5 December 2019 – 9 February 2020
Memory Chamber
Pilevneli Project, Istanbul
Language
2012
Video, 05’27”
Memory
2012
Video, 12’09”
Who Rules the Heaven
The Backyard of God Series
2019
Mixed Media
360 x 930 x 25 cm
Memory Chamber, Pilevneli Project
The uses of objects and the memories they evoke differs according to personal experiences and historical contexts. These aspects of evocative objects reveal their power intensely in the installations. Never There is an inner crust confined by space and objects. As Pierre Nora suggests, space and objects turn into lieu de mémoire (a site of memory). Every object here is a material embodiment of a moment of a past. In Reminiscence Bump, the artist leaves the task of tracing past to the audience. Using one of the evocative objects of his childhood, the artist shows the ruin of an atrocity. Nevertheless, the reality is opaque; there are clues and signs, which allow us to decipher it. Yet, all in all, evocative objects are a keen reminder to not forget about the things we think and live with.
Time not only permeates every word spoken; it also robs the historian of the sources with every passing day. In Memory, using archival footage as the sound of memories, the artist unearths his vision of how recorded memories can contribute crucially to the interpretation of histories. He regards language as a view of history, and in Language, he shows how it functions in the delicate area between dominance and oppression as an instrument of power. The video suggests that language is the system within which subjects are constituted as subjects and subjected to ideology and control.

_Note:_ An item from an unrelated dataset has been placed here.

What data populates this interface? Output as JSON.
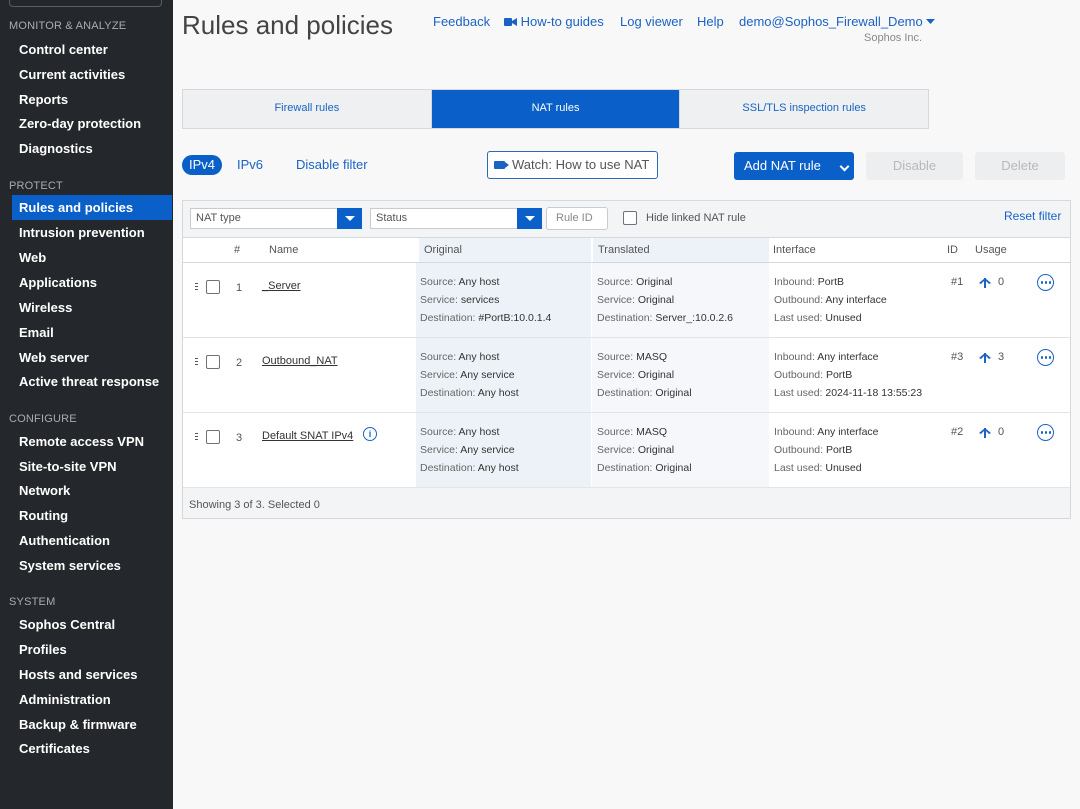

Memory Chamber features the installations of the artist toys with objects. Also exhibited are the patchworks, a new body of polychrome and surreal ceramics, mixed media works that integrate metal convex hemispheres into paintings sculpturally and predominantly large-format oil paintings that disrupt the genre of traditional painting. The exhibition sponsored by Daax Corporation displays the artist’s imaginative use of evocative objects and discloses how the politics of memory works by asking who decides how to recall the past. The exhibition is accompanied by a fully illustrated catalogue with an essay by Hans Irrek on the philosophical aspects of the artist’s practice and works.